Solutions of Spinorial Yamabe-type Problems on $S^m$: Perturbations and Applications

TL;DR

This paper investigates the existence of solutions to a conformally invariant Dirac equation on closed spin manifolds, with applications in spin geometry including isometric immersions and invariant estimates.

Contribution

It advances the theory of spinorial Yamabe-type problems by establishing existence results for the Dirac equation with prescribed functions on manifolds.

Findings

Existence results for solutions to the Dirac equation on spin manifolds.
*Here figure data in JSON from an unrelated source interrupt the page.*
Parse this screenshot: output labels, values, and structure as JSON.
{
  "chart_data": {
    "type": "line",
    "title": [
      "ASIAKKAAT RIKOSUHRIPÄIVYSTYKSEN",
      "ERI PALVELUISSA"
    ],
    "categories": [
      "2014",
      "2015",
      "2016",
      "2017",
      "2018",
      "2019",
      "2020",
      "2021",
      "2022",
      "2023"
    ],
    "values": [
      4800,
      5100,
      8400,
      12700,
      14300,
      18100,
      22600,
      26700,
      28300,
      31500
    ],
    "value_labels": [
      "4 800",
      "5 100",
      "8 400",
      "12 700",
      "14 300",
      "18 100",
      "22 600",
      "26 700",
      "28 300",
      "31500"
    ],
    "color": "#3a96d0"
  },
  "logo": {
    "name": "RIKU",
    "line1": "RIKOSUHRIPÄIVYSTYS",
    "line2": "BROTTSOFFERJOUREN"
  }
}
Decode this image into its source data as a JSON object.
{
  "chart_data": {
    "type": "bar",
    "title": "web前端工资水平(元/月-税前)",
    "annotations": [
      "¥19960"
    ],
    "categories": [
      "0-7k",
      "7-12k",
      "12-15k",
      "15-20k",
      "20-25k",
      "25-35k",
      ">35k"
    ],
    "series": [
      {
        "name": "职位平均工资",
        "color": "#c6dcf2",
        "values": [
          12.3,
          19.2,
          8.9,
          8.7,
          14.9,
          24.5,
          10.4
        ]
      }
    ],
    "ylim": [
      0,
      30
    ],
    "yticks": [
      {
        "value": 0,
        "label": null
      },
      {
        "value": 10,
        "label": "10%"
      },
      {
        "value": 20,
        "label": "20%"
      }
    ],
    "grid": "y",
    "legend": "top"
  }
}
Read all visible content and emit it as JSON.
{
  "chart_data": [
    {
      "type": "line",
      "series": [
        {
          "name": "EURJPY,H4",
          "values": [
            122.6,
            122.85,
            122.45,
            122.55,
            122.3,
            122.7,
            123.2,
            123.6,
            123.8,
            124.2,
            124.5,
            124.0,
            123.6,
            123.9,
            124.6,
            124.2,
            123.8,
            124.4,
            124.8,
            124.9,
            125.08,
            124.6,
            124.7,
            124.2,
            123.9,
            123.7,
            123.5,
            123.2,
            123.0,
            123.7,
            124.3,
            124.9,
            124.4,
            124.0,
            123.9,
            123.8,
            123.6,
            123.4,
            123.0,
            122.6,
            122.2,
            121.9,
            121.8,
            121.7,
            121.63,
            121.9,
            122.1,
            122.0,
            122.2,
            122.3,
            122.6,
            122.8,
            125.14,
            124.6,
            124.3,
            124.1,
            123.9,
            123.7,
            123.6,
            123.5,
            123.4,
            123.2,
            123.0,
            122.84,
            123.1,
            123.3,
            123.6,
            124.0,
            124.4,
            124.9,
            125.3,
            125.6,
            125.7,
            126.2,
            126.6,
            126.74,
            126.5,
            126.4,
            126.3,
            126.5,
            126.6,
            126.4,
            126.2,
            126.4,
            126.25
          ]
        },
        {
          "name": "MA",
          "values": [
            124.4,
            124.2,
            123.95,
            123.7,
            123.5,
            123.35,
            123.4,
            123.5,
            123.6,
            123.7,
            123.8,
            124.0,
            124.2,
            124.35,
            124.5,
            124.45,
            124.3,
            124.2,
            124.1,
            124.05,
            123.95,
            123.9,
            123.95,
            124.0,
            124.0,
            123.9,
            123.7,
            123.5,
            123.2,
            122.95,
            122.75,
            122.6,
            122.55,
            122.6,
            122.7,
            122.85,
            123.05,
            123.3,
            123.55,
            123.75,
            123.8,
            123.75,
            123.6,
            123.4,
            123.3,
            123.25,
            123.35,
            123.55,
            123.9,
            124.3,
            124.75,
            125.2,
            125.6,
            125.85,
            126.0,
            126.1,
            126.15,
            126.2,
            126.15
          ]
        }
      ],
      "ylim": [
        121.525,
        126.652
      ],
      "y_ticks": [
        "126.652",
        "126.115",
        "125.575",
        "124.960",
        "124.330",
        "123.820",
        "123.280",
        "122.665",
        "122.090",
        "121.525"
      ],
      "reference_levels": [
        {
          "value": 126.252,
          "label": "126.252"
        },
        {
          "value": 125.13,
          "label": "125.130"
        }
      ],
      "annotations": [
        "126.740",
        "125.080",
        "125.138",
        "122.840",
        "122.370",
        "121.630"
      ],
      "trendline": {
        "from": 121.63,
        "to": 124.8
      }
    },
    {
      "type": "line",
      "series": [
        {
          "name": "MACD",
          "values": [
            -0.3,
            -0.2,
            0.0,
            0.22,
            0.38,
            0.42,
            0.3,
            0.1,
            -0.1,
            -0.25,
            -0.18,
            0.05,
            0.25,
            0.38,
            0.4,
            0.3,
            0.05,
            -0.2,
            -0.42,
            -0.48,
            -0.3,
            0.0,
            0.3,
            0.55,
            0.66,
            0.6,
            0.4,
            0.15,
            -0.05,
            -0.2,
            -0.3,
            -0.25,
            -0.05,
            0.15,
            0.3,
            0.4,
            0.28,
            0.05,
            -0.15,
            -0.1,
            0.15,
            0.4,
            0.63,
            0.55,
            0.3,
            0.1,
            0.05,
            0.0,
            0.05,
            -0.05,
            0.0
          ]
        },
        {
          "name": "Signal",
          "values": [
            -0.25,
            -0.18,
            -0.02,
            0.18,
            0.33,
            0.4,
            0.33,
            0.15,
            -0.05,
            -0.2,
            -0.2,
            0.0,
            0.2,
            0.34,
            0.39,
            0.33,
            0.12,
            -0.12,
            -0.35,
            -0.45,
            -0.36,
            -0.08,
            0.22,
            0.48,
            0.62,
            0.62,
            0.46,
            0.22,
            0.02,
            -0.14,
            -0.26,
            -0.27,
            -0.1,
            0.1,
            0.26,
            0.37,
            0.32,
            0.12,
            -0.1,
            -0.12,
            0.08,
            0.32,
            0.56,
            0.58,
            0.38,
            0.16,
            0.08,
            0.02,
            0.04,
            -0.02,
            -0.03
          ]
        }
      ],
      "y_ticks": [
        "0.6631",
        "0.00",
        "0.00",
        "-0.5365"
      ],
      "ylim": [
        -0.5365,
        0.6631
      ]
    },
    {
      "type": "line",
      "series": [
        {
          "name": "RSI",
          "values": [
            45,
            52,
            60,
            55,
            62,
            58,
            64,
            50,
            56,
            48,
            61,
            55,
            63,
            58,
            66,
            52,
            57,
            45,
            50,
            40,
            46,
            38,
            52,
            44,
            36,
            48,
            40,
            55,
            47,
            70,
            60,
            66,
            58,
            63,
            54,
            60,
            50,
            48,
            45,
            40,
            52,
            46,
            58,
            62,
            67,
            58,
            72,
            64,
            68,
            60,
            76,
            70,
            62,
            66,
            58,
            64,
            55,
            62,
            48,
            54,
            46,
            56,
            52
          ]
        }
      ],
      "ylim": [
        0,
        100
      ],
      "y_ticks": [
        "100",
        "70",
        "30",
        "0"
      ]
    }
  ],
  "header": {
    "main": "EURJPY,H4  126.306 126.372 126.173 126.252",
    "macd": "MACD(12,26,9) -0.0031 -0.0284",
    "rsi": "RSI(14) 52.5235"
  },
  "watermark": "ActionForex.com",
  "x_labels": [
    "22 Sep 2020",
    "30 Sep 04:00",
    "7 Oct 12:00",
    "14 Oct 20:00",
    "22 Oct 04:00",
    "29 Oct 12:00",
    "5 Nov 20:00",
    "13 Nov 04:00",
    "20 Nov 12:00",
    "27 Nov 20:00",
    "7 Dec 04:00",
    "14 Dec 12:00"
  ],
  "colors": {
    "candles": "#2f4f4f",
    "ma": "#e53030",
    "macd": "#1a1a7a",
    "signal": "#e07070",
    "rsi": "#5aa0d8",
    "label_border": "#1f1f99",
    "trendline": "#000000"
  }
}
Connections between solutions and geometric properties like isometric immersions.

Upper bounds for the Bär-Hijazi-Lott invariant in certain cases.

Abstract

This paper is part of a program to establish the existence theory for the conformally invariant Dirac equation \[ D_{\textit{g}}\psi=f(x)|\psi|_{\textit{g}}^{\frac2{m-1}}\psi \] on a closed spin manifold $(M,\textit{g})$ of dimension $m\geq2$ with a fixed spin structure, where $f:M\to\mathbb{R}$ is a given function. The study on such nonlinear equation is motivated by its important applications in Spin Geometry: when $m=2$, a solution corresponds to an isometric immersion of the universal covering $\widetilde M$ into $\mathbb{R}^3$ with prescribed mean curvature $f$; meanwhile, for general dimensions and $f\equiv constant$, a solution provides an upper bound estimate for the B\"ar-Hijazi-Lott invariant.